Our Take on Last Summer at the Golden Hotel
What works best about this book is the way Friedland manages scale. She is dealing with a large cast spread across at least three generations of two families, and she keeps everyone distinct without making the novel feel crowded. The Catskills setting is handled with a specificity that rewards listeners who know that world, and explains itself naturally to those who do not. The comparisons to The Marvelous Mrs. Maisel and Dirty Dancing on the cover are not misleading: there is nostalgia here, and a real affection for a Jewish-American summer culture that largely no longer exists.
One reviewer described being transported to the Golden Hotel while reading, which matches my experience listening. The physical details of the place, the shuffleboard courts and ping pong tables and talent shows, accumulate into something that feels genuinely lived-in rather than decorative. The humor is real without being forced, and the family dynamics are more honest about dysfunction than the comedy genre sometimes allows.
Why Listen to Last Summer at the Golden Hotel
Julia Whelan is one of the most reliable narrators working in commercial fiction, and she is well-suited here. The novel shifts between many perspectives, and Whelan gives each one a distinct enough quality that you are never confused about whose chapter you are in. Her comedic timing is unobtrusive but effective, landing the funnier moments without underlining them. The nine hours and twenty-six minutes feel appropriately sized for the story being told.
The novel was a Good Morning America Buzz Pick and appeared on multiple summer reading lists, and the appeal is clear. It is the kind of book that works precisely because it does not pretend to be more than it is. The drama is real but not punishing. The comedy is warm rather than sharp. The resolution earns a small amount of sentimentality without drowning in it. One reviewer who had actual Catskills childhood memories found the book an accurate evocation of that world; another who had never heard of the region before watching The Marvelous Mrs. Maisel found herself equally immersed. That cross-contextual appeal is a mark of writing that has done its job well.
What to Watch For in Last Summer at the Golden Hotel
One reviewer with a three-star perspective noted that the Catskills food culture is somewhat single-note, and there is a fair point buried in that observation. The novel does occasionally let the nostalgia run a little thick. Listeners who are not invested in family legacy stories or who find ensemble casts difficult to track without visual cues may struggle slightly. This is not a plot-driven thriller. Nothing happens fast. The pleasures are accumulative.
Who Should Listen to Last Summer at the Golden Hotel
This audiobook is for listeners who want something that feels like a long, leisurely family gathering: mildly chaotic, occasionally exasperating, and ultimately rewarding. It is a good choice for road trips and beach days. Skip it if you need driving plot momentum or have no patience for large-cast family comedy. Fans of Friedland’s earlier novel The Floating Feldmans will recognize the sensibility and find it deepened here.

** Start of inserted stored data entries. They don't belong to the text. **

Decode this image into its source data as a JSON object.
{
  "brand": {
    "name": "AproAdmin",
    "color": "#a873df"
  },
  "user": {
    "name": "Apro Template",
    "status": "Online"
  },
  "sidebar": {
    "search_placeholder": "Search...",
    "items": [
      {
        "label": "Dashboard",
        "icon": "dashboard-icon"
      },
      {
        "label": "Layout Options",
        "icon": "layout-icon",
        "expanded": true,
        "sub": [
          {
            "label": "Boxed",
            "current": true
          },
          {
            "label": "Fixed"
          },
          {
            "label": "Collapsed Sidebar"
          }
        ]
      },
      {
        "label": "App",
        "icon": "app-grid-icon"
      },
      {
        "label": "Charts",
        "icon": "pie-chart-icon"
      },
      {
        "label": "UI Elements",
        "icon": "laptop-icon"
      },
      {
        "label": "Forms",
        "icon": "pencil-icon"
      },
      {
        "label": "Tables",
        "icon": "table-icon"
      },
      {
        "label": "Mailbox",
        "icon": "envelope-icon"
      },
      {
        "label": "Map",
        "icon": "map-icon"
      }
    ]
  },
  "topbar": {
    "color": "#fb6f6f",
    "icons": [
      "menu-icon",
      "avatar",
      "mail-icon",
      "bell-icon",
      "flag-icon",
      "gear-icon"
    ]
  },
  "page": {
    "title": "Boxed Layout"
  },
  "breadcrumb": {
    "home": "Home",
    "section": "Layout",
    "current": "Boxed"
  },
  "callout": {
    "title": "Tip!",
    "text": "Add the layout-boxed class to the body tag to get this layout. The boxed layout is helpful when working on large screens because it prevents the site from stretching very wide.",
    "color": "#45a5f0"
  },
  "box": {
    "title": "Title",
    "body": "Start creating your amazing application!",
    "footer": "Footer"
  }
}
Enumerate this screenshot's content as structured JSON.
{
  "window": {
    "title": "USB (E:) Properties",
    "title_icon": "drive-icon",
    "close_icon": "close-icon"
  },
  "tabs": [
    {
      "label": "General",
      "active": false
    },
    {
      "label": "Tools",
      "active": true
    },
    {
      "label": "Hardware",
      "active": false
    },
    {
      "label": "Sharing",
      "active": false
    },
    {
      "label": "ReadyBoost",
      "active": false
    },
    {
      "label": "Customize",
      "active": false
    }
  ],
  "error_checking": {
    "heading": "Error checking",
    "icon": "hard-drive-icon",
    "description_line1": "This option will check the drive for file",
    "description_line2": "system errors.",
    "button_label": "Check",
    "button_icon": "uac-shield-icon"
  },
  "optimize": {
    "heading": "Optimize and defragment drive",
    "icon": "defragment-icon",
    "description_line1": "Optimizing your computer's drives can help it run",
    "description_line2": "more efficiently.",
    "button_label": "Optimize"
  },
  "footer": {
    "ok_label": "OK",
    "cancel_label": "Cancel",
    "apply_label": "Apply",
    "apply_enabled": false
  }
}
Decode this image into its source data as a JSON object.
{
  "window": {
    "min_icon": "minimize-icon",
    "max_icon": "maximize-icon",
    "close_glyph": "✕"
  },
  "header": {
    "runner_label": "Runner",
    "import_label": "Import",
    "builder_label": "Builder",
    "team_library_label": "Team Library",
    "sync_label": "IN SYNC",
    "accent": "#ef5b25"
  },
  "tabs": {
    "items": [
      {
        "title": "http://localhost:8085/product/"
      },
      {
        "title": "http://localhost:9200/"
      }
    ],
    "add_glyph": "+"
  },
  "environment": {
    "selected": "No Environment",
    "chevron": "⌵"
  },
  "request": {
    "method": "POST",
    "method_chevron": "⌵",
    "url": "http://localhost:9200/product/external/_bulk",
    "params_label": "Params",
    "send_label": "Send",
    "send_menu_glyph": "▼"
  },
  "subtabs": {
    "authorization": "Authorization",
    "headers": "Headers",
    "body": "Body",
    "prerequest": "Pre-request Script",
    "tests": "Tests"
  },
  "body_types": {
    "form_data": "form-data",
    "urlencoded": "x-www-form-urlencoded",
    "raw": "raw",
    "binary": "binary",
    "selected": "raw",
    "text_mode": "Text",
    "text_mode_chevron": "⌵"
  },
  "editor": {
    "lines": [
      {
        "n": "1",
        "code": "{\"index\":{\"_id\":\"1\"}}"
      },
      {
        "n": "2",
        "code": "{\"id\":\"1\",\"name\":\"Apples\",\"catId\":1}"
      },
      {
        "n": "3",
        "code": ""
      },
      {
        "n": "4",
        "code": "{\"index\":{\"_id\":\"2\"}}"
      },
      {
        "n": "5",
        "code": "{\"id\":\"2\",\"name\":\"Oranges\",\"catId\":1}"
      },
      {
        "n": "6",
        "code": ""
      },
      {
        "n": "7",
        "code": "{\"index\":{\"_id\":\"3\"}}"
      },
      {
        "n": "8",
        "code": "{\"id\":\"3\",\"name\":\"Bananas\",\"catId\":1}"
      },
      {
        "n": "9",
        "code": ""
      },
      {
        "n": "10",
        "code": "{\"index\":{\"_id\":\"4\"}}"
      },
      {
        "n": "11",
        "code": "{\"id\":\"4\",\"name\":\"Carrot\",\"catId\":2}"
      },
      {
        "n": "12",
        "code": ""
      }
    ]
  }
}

Frequently Asked Questions
Do you need to know anything about the Catskills or Jewish-American resort culture to enjoy this book?
Not at all. Friedland builds the context into the story. Several reviewers came to it without any prior familiarity and found themselves fully immersed.

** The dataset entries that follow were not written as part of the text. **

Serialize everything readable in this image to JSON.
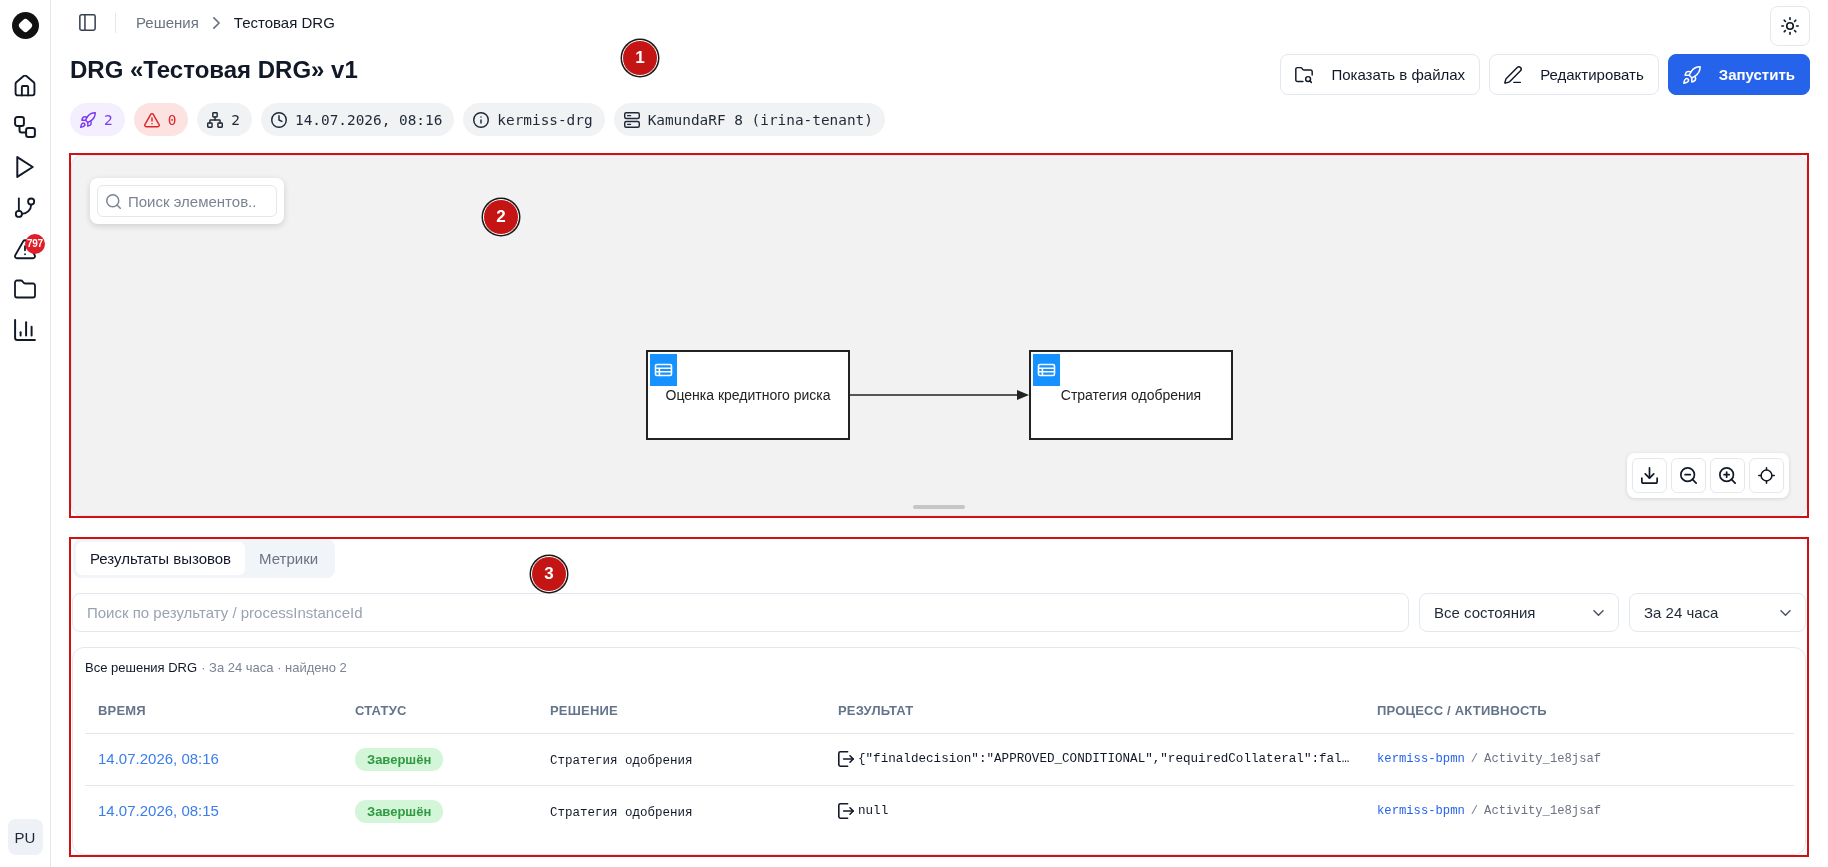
{
  "sidebar": {
    "items": [
      {
        "kind": "home",
        "selected": false
      },
      {
        "kind": "flows",
        "selected": false
      },
      {
        "kind": "run",
        "selected": false
      },
      {
        "kind": "branches",
        "selected": false
      },
      {
        "kind": "alerts",
        "selected": false,
        "badge": "797"
      },
      {
        "kind": "files",
        "selected": false
      },
      {
        "kind": "stats",
        "selected": false
      }
    ],
    "user": {
      "initials": "PU"
    }
  },
  "breadcrumb": [
    {
      "label": "Решения",
      "current": false
    },
    {
      "label": "Тестовая DRG",
      "current": true
    }
  ],
  "header": {
    "marker": "1",
    "title": "DRG «Тестовая DRG» v1",
    "actions": [
      {
        "kind": "files",
        "label": "Показать в файлах",
        "primary": false
      },
      {
        "kind": "edit",
        "label": "Редактировать",
        "primary": false
      },
      {
        "kind": "launch",
        "label": "Запустить",
        "primary": true
      }
    ],
    "chips": [
      {
        "kind": "launches",
        "text": "2"
      },
      {
        "kind": "errors",
        "text": "0"
      },
      {
        "kind": "nodes",
        "text": "2"
      },
      {
        "kind": "date",
        "text": "14.07.2026, 08:16"
      },
      {
        "kind": "key",
        "text": "kermiss-drg"
      },
      {
        "kind": "engine",
        "text": "KamundaRF 8 (irina-tenant)"
      }
    ]
  },
  "canvas": {
    "framed": true,
    "marker": "2",
    "search": {
      "placeholder": "Поиск элементов.."
    },
    "nodes": [
      {
        "label": "Оценка кредитного риска",
        "outgoing": true
      },
      {
        "label": "Стратегия одобрения",
        "outgoing": false
      }
    ]
  },
  "results": {
    "framed": true,
    "marker": "3",
    "tabs": [
      {
        "label": "Результаты вызовов",
        "selected": true
      },
      {
        "label": "Метрики",
        "selected": false
      }
    ],
    "search": {
      "placeholder": "Поиск по результату / processInstanceId"
    },
    "filters": [
      {
        "value": "Все состояния"
      },
      {
        "value": "За 24 часа"
      }
    ],
    "summary": {
      "title": "Все решения DRG",
      "meta": "· За 24 часа · найдено 2"
    },
    "table": {
      "columns": [
        "ВРЕМЯ",
        "СТАТУС",
        "РЕШЕНИЕ",
        "РЕЗУЛЬТАТ",
        "ПРОЦЕСС / АКТИВНОСТЬ"
      ],
      "rows": [
        {
          "time": "14.07.2026, 08:16",
          "status": {
            "label": "Завершён",
            "kind": "success"
          },
          "decision": "Стратегия одобрения",
          "result": "{\"finaldecision\":\"APPROVED_CONDITIONAL\",\"requiredCollateral\":fal…",
          "process": "kermiss-bpmn",
          "separator": "/",
          "activity": "Activity_1e8jsaf"
        },
        {
          "time": "14.07.2026, 08:15",
          "status": {
            "label": "Завершён",
            "kind": "success"
          },
          "decision": "Стратегия одобрения",
          "result": "null",
          "process": "kermiss-bpmn",
          "separator": "/",
          "activity": "Activity_1e8jsaf"
        }
      ]
    }
  }
}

Is Last Summer at the Golden Hotel more comedy or more drama?
Both elements are present throughout, but the overall tone is warm comedy. The family secrets and financial pressures create real stakes, but the book never tips into genuine darkness.
How does Julia Whelan handle the large ensemble cast in narration?
Very well. She differentiates between generations and family branches clearly enough that the shifting perspectives stay legible. Her comic timing is one of the audiobook’s quiet strengths.
Is this a standalone novel or part of a series?
It is a standalone. Elyssa Friedland has written other ensemble family comedies, including The Floating Feldmans, which has a similar sensibility but is completely separate.